By: Robert Szeles, CFA

The year 2023 was a year of few certainties.  Commencing with a mini banking crisis and concluding with the impressive resurgence of the technology driven magnificent seven, the markets remained challenging but constructive throughout the year.  Contrary to market participant projections, a recession failed to materialize, leading to a fed funds rate peak of 5.50%.  As a result, investors navigating this environment redirected surplus funds into money markets, which reached a record level of $6.3 trillion.  Late in the year, a new conflict erupted in an oil-rich region, causing additional geopolitical ripples.  Despite the turmoil, US oil prices concluded the year 10% below their initial mark.

The healthcare sector in 2023 dominated headlines in the weight-loss category, as semaglutide, a member of the glucagon-like peptide-1 (GLP-1) receptor agonists class was brought to market.  Bypassing the scientific intricacies, the drug's market presence under the labels Ozempic and Mounjaro most know what I am talking about because these drugs became a ubiquitous topic across the family dinner table and at the water cooler in the office.

It wasn’t just talk, the overwhelming demand for the new drugs surpassed Novo Nordisk’s own expectations, leading to the delay of its European launch due to a shortage of raw material supply.  Even with the delay, Eli Lilly and Novo Nordisk experienced a surge in stock prices, boasting returns of over +50% in 2023.

Robust study results showcased not only significant weight loss but also an incredible 20% reduction in the risk of cardiovascular events among participants, expanding the addressable market and forcing investors to rethink other investments linked to heart-related surgeries and the consumption of sweets and sugary drinks.  The potential ripple effect, caused companies with robust financials to underperform the market, exemplified by a 7.5% decline in the stock of beverage and snack giant Coca-Cola, while heart valve behemoth, Edwards Life Sciences, experienced a modest 2.5% increase.  This particulate healthcare breakthrough will be watched throughout 2024 for any early indication of changes in consumer behavior.

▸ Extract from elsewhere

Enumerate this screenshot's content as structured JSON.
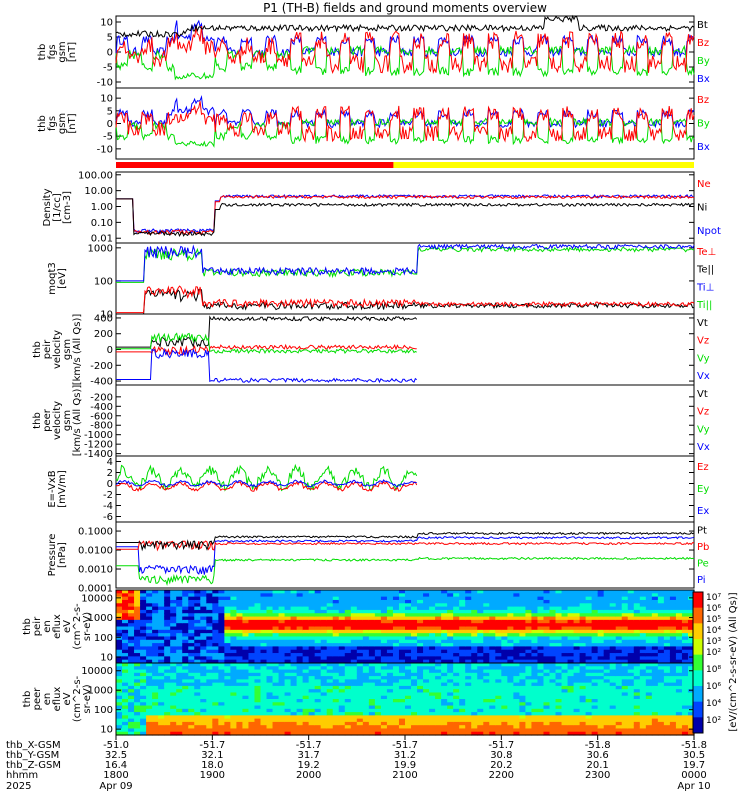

As we approach 2024, the impending election cycle takes center stage, with drug pricing poised to dominate headlines as politicians embark on the campaign trail.  The escalating concern over the swift rise in drug costs resonates across both sides of the political spectrum, setting the stage for an inevitable push for new regulations and laws.  Despite the pharmaceutical industry investing a substantial $372 million in lobbying efforts in 2022, President Joe Biden's Inflation Reduction Act was passed and exerts pricing pressure.  Notably, the government's Medicare health program is set to directly negotiate prices for some of the most successful drugs, commencing in 2026.

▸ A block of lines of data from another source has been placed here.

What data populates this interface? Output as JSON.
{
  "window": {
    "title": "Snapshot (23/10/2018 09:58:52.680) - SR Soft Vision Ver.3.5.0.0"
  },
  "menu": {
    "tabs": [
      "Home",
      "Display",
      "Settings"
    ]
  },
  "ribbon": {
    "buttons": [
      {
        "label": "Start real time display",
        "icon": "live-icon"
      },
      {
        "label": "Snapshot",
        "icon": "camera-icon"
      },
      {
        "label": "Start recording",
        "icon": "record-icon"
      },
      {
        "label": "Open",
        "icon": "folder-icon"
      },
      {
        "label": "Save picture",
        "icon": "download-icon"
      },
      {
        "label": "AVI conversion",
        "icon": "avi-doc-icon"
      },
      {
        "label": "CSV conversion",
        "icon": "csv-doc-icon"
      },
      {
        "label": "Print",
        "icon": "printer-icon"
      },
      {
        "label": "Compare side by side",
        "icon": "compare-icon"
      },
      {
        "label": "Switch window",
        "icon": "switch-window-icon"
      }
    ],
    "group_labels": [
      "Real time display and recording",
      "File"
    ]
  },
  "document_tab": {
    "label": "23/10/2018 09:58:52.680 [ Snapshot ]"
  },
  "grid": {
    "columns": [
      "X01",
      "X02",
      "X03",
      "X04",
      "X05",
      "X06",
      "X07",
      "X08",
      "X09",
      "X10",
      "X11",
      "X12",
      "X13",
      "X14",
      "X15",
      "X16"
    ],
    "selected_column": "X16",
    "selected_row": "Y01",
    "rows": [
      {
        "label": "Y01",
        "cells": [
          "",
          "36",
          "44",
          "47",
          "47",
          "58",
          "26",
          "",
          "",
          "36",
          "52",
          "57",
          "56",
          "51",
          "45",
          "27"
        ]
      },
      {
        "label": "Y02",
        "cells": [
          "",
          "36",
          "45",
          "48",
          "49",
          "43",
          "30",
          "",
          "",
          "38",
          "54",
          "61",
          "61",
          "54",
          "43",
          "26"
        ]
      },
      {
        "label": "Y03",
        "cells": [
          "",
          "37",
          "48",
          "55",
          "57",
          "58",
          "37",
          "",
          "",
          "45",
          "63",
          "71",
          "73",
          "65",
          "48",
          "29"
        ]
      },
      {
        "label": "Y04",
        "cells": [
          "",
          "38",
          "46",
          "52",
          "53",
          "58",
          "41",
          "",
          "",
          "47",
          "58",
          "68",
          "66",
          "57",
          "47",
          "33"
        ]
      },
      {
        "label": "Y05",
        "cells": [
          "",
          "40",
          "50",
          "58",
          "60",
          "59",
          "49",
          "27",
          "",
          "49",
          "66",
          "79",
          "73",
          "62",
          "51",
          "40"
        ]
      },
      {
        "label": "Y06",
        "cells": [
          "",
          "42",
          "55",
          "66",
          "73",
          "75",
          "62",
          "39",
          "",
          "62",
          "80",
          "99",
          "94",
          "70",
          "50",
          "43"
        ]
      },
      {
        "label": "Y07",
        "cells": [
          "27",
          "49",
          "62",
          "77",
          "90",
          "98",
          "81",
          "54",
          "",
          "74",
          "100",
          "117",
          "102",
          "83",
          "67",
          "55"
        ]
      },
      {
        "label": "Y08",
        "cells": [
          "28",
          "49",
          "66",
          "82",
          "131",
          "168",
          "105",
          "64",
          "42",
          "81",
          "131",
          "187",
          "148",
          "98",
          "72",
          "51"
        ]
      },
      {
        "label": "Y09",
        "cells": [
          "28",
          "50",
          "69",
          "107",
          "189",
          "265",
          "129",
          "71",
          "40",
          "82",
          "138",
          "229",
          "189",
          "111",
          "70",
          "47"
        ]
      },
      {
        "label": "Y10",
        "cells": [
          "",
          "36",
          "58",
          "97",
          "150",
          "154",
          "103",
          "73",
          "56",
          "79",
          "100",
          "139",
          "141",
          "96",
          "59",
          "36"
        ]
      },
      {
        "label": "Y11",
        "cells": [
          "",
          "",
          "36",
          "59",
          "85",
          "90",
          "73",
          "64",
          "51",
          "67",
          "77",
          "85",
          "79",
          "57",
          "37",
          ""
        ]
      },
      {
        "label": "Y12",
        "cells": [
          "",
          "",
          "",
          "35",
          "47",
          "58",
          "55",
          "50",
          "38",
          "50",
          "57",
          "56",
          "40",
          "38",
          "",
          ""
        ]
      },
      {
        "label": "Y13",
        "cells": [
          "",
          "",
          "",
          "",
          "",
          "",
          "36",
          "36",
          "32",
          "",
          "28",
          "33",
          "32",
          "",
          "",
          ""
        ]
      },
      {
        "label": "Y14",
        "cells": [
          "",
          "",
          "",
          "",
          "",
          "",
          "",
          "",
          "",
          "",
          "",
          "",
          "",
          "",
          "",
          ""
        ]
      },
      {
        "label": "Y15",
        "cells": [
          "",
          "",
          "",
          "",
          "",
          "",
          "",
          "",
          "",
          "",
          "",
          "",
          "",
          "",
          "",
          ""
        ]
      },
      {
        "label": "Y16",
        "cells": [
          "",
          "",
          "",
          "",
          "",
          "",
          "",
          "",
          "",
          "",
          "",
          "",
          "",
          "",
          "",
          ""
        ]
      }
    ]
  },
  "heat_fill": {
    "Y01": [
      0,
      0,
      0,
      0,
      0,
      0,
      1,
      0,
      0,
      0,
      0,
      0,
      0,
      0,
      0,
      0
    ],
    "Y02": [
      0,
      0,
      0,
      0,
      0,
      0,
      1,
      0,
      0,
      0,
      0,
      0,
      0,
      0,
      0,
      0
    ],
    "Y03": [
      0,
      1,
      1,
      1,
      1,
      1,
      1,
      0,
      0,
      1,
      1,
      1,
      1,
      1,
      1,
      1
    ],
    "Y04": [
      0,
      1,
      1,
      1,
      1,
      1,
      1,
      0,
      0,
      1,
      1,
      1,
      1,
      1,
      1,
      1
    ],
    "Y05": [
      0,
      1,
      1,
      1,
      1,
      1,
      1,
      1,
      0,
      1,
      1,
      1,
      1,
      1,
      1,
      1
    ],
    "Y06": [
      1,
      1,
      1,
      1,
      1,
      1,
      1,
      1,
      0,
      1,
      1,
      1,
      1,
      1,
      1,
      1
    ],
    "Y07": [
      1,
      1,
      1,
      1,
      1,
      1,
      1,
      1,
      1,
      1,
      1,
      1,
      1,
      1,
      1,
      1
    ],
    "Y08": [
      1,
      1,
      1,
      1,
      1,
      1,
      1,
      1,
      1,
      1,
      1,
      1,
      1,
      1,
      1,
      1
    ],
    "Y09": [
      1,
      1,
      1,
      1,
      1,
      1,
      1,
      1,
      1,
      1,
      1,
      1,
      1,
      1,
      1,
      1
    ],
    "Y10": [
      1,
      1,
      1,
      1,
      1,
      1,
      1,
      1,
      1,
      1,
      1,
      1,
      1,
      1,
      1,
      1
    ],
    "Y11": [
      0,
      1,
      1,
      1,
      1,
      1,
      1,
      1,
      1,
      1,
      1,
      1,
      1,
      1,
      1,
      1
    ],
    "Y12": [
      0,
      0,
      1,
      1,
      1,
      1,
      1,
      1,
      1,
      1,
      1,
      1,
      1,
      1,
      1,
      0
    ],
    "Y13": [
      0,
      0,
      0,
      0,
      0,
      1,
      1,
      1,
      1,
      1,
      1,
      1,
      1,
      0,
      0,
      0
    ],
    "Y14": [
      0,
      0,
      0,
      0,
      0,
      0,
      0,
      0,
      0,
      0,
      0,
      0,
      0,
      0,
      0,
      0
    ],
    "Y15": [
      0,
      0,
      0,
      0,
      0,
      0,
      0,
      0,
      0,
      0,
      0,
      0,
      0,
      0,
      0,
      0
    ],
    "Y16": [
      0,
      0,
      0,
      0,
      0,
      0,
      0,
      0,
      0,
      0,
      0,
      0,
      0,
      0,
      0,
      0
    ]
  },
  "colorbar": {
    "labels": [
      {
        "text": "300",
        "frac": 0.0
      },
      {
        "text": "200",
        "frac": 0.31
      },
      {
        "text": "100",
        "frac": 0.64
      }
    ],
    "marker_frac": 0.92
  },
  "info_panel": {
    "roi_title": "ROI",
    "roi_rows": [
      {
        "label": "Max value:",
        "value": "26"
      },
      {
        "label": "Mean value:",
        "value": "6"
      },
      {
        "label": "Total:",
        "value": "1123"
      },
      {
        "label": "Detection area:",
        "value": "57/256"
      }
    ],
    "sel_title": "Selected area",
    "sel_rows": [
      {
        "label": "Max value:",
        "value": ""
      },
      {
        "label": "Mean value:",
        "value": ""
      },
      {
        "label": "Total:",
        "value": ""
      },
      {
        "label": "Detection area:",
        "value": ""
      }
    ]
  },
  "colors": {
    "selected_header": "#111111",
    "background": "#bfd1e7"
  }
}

This regulatory landscape has contributed to a pullback in valuations below historical averages for major pharmaceuticals that are not exposed to the GLP-1 market discussed earlier.  We are focused on Johnson and Johnson and Merck, two companies that anticipate the impact of impending pricing schemes.  However, a comprehensive analysis of their pipelines and scheduled study results reveals several catalysts on the horizon that could lead to a reevaluation of these companies' multiples, potentially returning them to historical levels.

Anticipating continued volatility in large pharmaceutical companies due to headline risks, we maintain our belief that high-quality pharmaceutical firms with robust pipelines will emerge as outperformers.  Navigating through the election cycle, we expect market dynamics to favor companies with a strategic focus on innovation, positioning them for sustained success amidst evolving regulatory landscapes and industry challenges. 

One thing is for certain, we will continue to see regulatory changes and pricing pressure within the healthcare industry in 2024.